Ingredients for 12 servings:
- 2 chickens (soup chickens)
- 1 tsp salt
- 1 liter of water
- 500 g minced meat, mixed
- 50 g breadcrumbs
- e.g. salt and pepper
- 2 eggs
- 2 jars of asparagus, chopped
- 2 cans of mushrooms, drained
- 1 can peas, drained
- 2 tsp capers if desired
- n. B. Flour for the roux
- n. B. Oil for the roux
- lemon juice
Instructions
Working time approx. 1 hour 30 minutes; Total time approx. 1 hour 30 minutes
Place the chickens in a large steamer. Salt, cover with water, and cook in a steamer until tender (or use a regular pot—it will take longer to cook). Remove the chickens and let them cool. Set the chicken stock aside; you’ll use it later. Once the chickens have cooled slightly, remove the chicken meat from the bones and cut it into small, even pieces. For the meatballs, make a dough from the ground meat, eggs, breadcrumbs, salt, and pepper. Form marble-sized dumplings and cook them in 1/4 l of the chicken stock. Set the dumplings aside.
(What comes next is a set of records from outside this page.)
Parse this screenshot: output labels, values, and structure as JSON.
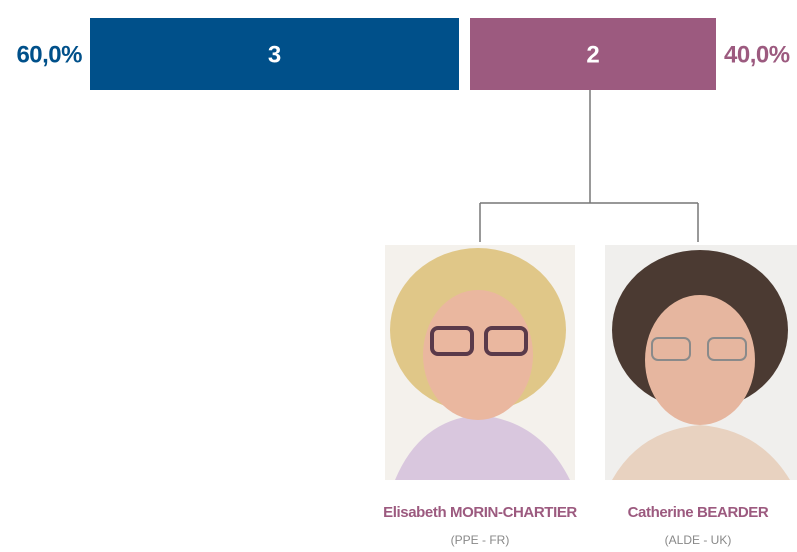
{
  "segments": [
    {
      "value": 3,
      "share": "60,0%",
      "color": "#00508a"
    },
    {
      "value": 2,
      "share": "40,0%",
      "color": "#9c5a7f"
    }
  ],
  "members": [
    {
      "name": "Elisabeth MORIN-CHARTIER",
      "group": "(PPE - FR)"
    },
    {
      "name": "Catherine BEARDER",
      "group": "(ALDE - UK)"
    }
  ]
}
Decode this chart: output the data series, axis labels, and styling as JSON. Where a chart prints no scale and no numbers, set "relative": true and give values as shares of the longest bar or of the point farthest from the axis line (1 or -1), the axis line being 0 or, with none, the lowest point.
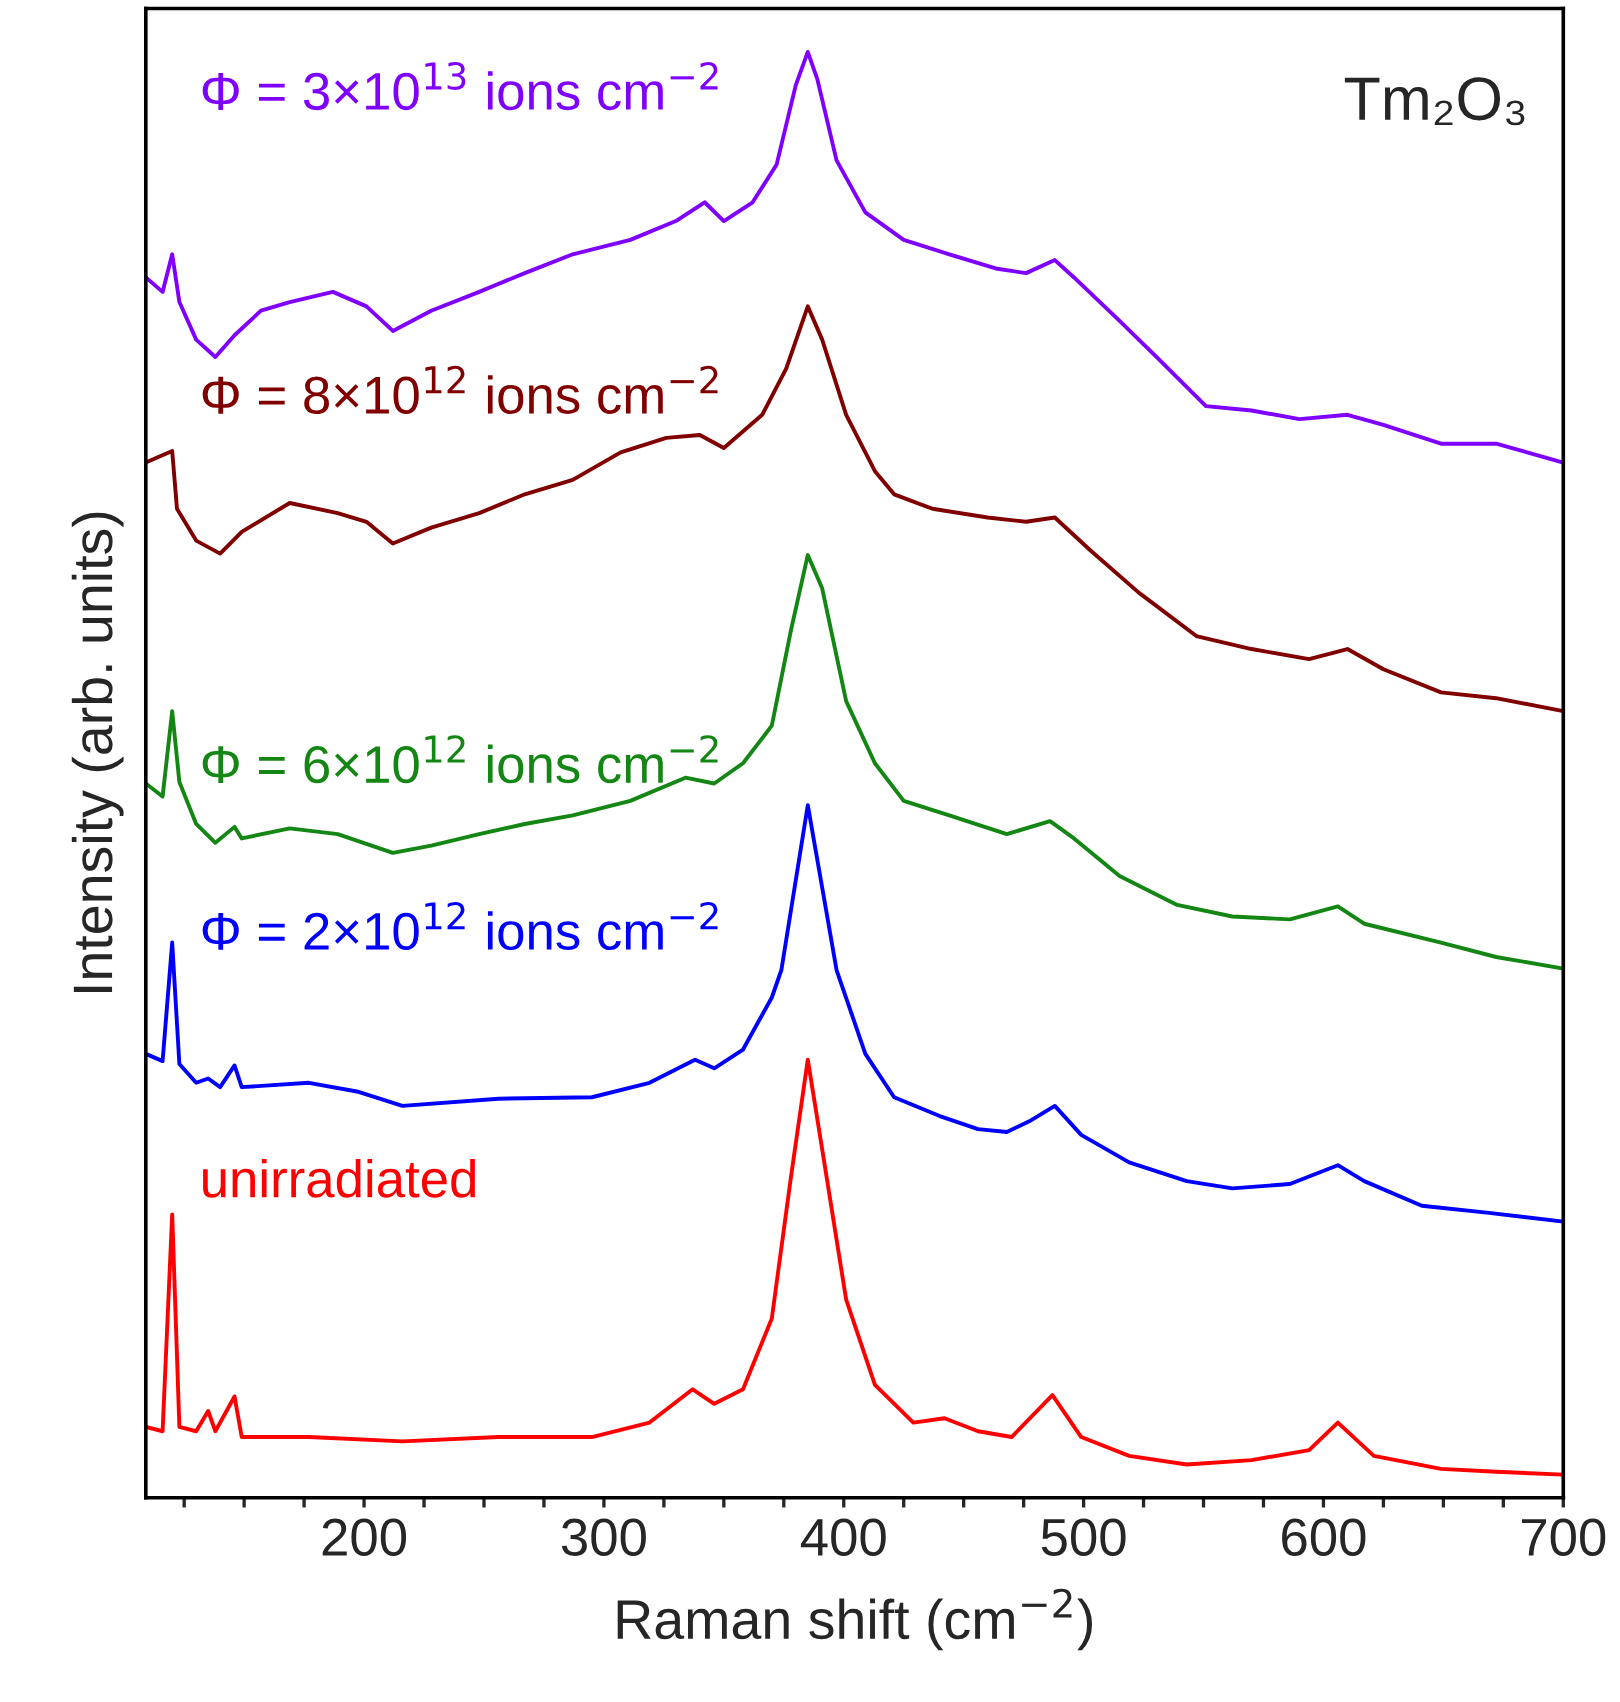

For the roux, make a roux from the flour, oil, and 3/4 l of the chicken stock (you can use the asparagus water from the jar if desired) and season with lemon juice. Add the chicken, dumplings, mushrooms, asparagus, and peas to this sauce, and finally add the capers (if desired). Season with salt, if desired. Serve with rice. The fricassee was enough for our family of six for two days.